Here is a book in which a journalist seeks out and interviews members of the court of Haile Selassie, the last emperor of Ethiopia, immediately after he is deposed. This is not too easy, as they either dead or in hiding. He is mostly able to find the most junior servants. The guy whose job was to put the pillow under his majesty’s feet; the guy whose job was to clean up after his majesty’s dog; the guy whose job was to bow every hour on the hour, so the emperor could keep track of time passing. It’s an interesting picture of what power does to people. Some say that the interviews are a bit too on the nose, and that in fact the whole thing is a commentary on the dictatorship in Kapuscinki’s native Poland. I don’t know that it makes that much difference; one great truth in life is that one autocrat is much like another.

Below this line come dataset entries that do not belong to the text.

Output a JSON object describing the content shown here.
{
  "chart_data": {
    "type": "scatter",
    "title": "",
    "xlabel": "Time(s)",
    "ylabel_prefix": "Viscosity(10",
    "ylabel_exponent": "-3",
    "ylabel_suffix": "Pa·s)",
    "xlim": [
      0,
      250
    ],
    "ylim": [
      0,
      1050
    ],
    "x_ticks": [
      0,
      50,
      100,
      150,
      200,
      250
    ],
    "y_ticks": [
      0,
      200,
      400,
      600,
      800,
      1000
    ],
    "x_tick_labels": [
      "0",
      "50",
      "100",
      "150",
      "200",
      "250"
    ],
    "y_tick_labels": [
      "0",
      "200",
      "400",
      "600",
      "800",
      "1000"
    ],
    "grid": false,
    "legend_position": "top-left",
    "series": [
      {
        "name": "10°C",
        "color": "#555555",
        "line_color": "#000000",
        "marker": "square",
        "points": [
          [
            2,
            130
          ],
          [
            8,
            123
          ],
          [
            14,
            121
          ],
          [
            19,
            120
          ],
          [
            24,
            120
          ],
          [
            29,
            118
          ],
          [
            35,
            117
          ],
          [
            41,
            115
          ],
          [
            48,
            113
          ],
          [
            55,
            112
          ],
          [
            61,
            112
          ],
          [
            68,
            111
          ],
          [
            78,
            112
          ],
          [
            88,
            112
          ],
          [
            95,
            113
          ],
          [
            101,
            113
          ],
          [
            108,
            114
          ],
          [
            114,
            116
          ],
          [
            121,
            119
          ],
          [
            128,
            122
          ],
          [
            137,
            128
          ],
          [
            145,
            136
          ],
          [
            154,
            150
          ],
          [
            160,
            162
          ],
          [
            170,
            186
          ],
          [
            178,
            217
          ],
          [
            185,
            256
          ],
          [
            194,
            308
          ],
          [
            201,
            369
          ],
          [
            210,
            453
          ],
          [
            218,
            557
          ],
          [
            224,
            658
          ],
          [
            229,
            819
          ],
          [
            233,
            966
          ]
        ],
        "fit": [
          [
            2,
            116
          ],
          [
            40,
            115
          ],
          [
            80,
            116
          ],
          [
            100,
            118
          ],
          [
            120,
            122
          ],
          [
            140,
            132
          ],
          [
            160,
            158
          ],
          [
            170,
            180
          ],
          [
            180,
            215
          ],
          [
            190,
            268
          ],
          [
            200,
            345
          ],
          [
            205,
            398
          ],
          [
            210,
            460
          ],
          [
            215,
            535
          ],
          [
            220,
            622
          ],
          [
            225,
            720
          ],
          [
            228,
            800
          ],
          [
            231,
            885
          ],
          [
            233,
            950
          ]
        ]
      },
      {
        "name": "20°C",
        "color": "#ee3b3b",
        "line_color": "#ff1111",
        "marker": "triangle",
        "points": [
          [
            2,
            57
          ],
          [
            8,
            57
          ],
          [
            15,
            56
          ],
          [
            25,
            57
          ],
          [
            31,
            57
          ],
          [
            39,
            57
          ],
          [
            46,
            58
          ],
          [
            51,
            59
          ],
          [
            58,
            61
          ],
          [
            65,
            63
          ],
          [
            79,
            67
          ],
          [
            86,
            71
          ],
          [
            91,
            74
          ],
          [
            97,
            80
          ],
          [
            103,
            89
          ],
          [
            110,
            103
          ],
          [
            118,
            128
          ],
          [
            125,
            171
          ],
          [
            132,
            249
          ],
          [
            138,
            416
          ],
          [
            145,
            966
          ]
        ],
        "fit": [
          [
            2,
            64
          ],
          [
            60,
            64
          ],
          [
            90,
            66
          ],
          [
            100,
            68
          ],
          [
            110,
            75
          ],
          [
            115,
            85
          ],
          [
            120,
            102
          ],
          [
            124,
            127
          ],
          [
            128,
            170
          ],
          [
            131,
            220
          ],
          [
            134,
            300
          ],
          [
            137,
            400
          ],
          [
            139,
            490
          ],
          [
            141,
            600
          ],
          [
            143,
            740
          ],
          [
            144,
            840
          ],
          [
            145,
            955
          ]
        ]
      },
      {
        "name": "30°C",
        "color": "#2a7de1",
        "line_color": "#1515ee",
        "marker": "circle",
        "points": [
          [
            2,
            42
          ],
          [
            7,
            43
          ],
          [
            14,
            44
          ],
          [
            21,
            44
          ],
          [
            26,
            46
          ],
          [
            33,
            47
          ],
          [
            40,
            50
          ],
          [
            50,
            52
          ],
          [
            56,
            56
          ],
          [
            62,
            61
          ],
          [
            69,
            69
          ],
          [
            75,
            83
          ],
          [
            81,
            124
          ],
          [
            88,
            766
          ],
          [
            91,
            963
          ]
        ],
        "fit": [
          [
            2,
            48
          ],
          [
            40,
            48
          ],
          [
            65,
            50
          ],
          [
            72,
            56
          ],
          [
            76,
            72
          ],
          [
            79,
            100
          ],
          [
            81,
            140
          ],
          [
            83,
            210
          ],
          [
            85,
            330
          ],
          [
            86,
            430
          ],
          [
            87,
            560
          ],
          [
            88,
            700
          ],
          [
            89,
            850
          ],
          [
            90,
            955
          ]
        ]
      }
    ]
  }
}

Particularly interesting was how Selassie lost power, in inches, to the military council named the Derg, which itself became a pretty robust dictatorship basically immediately. I have been to a museum about this in Addis, where they directly display some of what they dug up from mass graves of the period, including heart-breaking passport photos of hopeful students with enormous 70s hair who laid down their lives for a better Ethiopia. I’ve also been to Selassie’s palace, where you can see the his-n-hers bathroom set up he had (pink and blue) complete with bullet holes in the mirrors from when things got real at the end.

A sad and weird read.

DRIVE YOUR PLOUGH OVER THE BONES OF THE DEAD by Olga Tokarczuk

This book has been much admired. I can say it was okay. The most effective part is the narrative voice, which is of an eccentric old lady who loves animals, astrology, and the Czech Republic, and is given to charmingly erratic capitalization. Try this:

The path in front of Oddball’s house is so very neatly gravelled that it looks like a special kind of gravel, a collection of identical pebbles, hand-picked in a rocky underground factory run by hobgoblins. Every fold of the clean curtains hanging in the windows is exactly the same width; he must use a special device for that. And the flowers in his garden are neat and tidy, standing straight and slender, as if they’d been to the gym.

There are a series of murders of hunting men, in the area, and in a very predictable turn of events it is SPOLIER ALERT BUT SURELY YOU FIGURED IT OUT it is the old lady.